Fri, May 16, 2014 - Page 3 News List

VIETNAM PROTESTS: Officials say no to Beijing’s initiative

CROSS-STRAIT COOPERATION:Lawmakers voiced concern that joining hands with China to deal with sea disputes could undermine Taiwan’s relations with other nations

By Shih Hsiu-chuan  /  Staff reporter

A handout photo released by Greater Tainan Councilor Wang Ting-yu shows a pile of bicycles destroyed in the anti-Chinese protests at an undisclosed location in Vietnam yesterday.

Photo provided by Greater Tainan Councilor Wang Ting-yu

Government officials yesterday rejected Beijing’s call for cross-strait cooperation on dealing with territorial disputes in the South China Sea, pledging not to take sides in any dispute involving claimants.

Minister of Foreign Affairs David Lin (林永樂) told a legislative meeting that the government “sees no room for cooperation with mainland China on South China Sea issues.”

He was answering questions by lawmakers on the government’s response to Taiwan Affairs Office spokesperson Ma Xiaoguang (馬曉光), who on Wednesday renewed calls for cross-strait cooperation on the issue amid ongoing anti-China protests in Vietnam sparked by China’s installation of an oil rig in waters also claimed by Vietnam.

As hundreds of Taiwanese-invested firms were engulfed in the protests in Binh Duong and Dong Nai provinces, Ma told a press conference that China was awaiting Taiwan’s response to its call for cross-strait initiatives in dealing with the issue.

Ma did not elaborate on the content of the initiatives, but said Beijing had presented the proposal to Taiwan through official and unofficial channels.

Ma on Wednesday said that the islands in the South China Sea and their adjacent waters are inherent territory of China and that safeguarding the nation’s sovereignty and its territory as well as maintaining the overall interests of “zhonghua minzu (中華民族)” is a “responsibility that lies with people on both sides of the [Taiwan] Strait.”

Several lawmakers expressed concern that having Taipei and Beijing join hands in asserting sovereignty over the region could have serious repercussions on Taiwan’s relations with other South China Sea claimants and their allies.

Chinese Nationalist Party (KMT) Legislator Johnny Chiang (江啟臣) said that cooperation between Taiwan and China on the territorial disputes “could widen the chasm of misunderstanding among Vietnamese people against Taiwan.”

The misunderstanding is already there and is partly responsible for the protests targeting Taiwanese-invested businesses, Chiang said.

KMT Legislator Lu Shiow-yen (盧秀燕) suggested that the government seek to establish diplomatic relations with countries engaged in confrontation with China over territorial issues, such as Vietnam and the Philippines, with the help of the US and Japan to allay doubts they might have about Taiwan siding with China on the disputes.

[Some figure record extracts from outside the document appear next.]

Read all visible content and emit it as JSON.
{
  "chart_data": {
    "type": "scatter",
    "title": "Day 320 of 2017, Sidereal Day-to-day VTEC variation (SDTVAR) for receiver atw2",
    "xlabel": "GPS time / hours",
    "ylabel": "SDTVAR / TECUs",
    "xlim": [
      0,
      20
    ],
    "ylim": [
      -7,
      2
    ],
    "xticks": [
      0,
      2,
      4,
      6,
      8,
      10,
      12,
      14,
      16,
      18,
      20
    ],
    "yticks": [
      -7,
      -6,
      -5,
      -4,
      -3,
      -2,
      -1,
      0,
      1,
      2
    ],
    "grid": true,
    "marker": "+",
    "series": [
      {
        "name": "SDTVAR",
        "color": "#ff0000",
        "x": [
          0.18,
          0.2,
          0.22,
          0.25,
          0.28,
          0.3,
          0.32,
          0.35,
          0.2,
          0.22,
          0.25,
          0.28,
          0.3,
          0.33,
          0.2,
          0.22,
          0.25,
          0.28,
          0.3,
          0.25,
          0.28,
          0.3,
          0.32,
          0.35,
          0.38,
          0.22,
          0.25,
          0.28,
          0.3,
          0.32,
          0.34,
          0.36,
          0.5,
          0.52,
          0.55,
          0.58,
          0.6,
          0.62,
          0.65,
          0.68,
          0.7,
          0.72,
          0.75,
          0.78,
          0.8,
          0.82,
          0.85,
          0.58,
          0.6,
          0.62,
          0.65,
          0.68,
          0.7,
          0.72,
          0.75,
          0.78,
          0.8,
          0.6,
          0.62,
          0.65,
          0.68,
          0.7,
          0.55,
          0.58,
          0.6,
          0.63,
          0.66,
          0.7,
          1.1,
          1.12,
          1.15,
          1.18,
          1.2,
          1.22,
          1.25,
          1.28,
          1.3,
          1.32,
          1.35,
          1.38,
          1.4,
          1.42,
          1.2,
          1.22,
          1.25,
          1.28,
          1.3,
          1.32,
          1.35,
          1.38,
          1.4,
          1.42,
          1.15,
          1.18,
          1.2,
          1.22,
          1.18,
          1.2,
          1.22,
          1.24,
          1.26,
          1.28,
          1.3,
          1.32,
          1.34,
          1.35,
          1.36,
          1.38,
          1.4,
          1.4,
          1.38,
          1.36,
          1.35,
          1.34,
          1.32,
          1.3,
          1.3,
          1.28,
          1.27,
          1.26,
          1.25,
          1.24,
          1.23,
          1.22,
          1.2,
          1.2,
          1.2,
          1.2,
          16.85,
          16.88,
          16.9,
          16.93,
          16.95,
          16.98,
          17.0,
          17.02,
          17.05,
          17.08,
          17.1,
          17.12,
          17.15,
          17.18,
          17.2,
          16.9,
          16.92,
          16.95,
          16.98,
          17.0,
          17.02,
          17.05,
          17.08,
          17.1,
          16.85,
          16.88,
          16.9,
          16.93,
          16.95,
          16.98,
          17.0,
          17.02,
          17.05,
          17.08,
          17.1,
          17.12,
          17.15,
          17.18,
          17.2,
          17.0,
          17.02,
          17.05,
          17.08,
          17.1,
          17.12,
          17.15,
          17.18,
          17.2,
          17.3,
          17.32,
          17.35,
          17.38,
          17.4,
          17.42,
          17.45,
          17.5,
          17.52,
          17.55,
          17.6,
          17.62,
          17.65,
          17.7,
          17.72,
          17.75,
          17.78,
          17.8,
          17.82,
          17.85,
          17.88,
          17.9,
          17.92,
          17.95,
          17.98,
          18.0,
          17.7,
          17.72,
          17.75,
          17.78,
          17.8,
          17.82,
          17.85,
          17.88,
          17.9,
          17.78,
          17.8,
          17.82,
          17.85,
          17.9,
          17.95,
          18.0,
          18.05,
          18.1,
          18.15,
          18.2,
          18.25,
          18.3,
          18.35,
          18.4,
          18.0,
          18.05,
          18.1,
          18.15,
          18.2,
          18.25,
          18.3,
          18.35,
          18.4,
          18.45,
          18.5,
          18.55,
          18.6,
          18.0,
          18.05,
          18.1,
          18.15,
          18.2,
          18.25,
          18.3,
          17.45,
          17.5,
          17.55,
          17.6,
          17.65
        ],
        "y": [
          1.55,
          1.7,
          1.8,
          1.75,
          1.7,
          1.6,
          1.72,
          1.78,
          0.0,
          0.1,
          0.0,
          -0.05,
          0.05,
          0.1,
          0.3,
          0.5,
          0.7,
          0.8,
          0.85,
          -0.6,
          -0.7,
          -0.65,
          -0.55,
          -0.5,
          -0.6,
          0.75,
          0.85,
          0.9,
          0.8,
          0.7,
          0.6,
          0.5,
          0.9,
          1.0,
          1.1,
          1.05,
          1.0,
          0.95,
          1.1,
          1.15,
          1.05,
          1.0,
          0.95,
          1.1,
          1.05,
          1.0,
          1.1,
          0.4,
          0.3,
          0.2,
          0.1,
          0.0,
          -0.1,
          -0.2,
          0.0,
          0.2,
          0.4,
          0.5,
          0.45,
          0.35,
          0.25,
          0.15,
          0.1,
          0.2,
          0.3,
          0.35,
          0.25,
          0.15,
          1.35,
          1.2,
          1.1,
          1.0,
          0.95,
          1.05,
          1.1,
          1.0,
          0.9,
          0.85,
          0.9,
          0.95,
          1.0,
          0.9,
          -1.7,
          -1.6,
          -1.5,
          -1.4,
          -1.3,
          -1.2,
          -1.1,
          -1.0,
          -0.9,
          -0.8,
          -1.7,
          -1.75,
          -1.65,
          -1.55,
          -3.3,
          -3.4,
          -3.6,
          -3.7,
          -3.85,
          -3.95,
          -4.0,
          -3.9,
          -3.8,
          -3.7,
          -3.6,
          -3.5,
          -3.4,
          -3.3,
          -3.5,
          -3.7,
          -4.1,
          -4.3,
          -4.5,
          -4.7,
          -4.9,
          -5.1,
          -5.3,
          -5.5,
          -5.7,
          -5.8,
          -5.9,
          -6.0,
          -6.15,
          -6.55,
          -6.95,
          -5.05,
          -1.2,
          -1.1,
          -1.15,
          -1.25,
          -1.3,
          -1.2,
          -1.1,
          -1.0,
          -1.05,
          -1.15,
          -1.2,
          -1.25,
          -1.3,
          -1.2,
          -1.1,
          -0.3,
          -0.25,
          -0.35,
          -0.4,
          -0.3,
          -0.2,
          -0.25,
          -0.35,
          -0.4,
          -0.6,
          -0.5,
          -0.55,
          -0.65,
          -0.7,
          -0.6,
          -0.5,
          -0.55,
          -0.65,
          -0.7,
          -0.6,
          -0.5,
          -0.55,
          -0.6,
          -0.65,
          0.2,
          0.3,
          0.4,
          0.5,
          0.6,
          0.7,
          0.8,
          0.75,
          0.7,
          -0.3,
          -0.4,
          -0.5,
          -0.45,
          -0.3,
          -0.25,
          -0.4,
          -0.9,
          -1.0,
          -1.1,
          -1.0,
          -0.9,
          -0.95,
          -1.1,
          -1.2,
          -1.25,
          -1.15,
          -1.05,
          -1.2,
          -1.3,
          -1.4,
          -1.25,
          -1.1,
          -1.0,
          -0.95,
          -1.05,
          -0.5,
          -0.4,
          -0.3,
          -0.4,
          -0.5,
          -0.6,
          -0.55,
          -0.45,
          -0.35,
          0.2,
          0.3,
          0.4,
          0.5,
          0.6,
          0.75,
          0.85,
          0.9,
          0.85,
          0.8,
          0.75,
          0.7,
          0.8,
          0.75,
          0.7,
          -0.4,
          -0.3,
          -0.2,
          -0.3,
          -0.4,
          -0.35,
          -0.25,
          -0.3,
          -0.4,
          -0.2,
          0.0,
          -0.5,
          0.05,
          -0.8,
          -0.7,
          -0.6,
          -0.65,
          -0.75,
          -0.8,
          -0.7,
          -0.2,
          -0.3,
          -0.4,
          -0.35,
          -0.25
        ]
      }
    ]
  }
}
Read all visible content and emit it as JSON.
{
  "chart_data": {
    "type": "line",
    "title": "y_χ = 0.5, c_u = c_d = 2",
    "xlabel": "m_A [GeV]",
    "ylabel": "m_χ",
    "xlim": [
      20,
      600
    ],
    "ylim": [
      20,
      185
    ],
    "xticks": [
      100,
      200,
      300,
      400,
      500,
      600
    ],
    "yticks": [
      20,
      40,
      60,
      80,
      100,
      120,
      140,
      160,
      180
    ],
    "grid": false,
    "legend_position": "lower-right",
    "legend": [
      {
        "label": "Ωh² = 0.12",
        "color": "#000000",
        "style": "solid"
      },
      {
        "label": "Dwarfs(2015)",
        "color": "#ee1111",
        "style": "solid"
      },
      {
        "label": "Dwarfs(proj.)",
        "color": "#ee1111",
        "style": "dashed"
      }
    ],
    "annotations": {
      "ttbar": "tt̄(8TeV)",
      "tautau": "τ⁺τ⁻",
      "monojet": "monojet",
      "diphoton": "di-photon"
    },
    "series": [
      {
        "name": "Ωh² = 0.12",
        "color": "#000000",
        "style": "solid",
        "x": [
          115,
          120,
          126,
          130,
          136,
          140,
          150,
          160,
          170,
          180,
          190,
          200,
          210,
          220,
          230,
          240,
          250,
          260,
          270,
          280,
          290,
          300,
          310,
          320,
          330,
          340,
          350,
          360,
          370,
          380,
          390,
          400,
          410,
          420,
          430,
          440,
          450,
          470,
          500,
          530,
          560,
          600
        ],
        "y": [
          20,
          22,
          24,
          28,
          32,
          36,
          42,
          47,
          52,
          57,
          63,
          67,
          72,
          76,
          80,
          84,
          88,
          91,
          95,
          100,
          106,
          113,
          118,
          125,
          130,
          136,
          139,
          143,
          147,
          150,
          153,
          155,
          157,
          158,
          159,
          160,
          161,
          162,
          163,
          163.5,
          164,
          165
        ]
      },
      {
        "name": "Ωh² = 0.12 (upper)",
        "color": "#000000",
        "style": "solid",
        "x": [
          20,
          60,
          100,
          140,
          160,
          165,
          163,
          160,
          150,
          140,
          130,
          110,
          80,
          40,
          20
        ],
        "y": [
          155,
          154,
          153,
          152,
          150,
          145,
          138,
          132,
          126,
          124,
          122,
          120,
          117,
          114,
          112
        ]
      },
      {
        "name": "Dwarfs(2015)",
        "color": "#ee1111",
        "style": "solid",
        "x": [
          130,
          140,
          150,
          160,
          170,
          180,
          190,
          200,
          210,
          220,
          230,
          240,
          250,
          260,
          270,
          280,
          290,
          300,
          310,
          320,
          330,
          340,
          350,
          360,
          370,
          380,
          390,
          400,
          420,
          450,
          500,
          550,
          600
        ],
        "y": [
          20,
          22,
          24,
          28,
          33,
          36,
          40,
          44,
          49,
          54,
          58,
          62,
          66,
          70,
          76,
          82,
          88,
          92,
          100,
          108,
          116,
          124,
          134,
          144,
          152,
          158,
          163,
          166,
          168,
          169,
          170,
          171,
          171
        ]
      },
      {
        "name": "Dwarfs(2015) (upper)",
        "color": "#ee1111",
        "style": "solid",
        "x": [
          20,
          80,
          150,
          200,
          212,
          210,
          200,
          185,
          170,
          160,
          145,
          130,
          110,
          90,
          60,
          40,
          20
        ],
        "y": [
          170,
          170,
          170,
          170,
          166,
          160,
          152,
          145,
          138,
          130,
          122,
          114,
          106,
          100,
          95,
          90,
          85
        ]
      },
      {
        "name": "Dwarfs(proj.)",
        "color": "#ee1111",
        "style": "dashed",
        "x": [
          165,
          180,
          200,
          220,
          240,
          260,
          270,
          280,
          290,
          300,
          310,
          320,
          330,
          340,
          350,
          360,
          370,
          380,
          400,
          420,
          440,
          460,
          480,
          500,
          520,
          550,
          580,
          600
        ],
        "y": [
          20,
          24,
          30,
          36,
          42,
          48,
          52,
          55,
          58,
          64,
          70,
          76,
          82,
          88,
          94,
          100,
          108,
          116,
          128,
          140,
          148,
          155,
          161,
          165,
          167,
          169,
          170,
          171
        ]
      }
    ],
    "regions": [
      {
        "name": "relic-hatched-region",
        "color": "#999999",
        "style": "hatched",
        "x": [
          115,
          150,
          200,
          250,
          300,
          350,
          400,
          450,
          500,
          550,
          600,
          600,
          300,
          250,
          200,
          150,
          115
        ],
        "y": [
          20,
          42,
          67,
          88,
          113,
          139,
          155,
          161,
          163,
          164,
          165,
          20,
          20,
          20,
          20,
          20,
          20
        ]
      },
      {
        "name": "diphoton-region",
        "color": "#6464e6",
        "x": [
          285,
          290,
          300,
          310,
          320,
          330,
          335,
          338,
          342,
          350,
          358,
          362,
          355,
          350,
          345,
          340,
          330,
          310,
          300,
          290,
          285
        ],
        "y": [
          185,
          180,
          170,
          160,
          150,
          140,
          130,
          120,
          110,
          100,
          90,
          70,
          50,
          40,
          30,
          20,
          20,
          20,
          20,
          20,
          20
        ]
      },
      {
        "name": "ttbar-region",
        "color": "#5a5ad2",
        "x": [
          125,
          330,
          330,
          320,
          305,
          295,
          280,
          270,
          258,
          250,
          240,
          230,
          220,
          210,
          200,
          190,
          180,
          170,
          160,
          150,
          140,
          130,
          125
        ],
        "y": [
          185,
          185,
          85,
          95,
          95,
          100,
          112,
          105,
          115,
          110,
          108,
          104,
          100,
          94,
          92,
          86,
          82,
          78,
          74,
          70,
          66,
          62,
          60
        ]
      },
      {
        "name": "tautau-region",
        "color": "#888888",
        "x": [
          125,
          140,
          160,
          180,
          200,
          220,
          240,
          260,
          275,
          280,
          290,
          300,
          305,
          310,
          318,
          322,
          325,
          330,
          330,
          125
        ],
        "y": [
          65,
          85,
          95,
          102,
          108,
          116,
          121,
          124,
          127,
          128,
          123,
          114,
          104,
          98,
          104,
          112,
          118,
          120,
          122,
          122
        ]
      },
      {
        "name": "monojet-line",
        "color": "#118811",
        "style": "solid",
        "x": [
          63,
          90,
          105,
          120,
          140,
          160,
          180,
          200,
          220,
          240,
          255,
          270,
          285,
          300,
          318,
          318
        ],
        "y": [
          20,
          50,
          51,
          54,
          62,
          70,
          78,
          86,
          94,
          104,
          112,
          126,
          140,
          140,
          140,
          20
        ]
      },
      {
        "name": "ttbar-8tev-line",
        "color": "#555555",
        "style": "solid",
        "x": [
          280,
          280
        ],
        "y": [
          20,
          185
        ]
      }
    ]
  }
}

“You should bring up the issue with the US to turn the crisis into an opportunity,” Lu said.

National Security Bureau Director-General Lee Hsiang-chou (李翔宙) dismissed Lu’s suggestion, saying that Taiwan should “stay neutral on any conflict between two [or more] parties in a territorial dispute.”

Any countries involved in a territorial dispute should seek to have the dispute resolved in accordance with international law, Lee said.

“We are not a troublemaker, but a peacemaker. We would like to see countries embrace the spirit of the East China Sea Peace Initiative to handle the dispute in the South China Sea,” Lee said, referring to President Ma Ying-jeou’s (馬英九) proposal to have the Diaoyutai Islands (釣魚台) issue, with Taiwan, China and Japan laying claim to the islands, peacefully resolved through dialogue.

Lin said that the cross-strait relationship is of equal importance to the nation’s relationship with the US, Japan, the Philippines and Vietnam.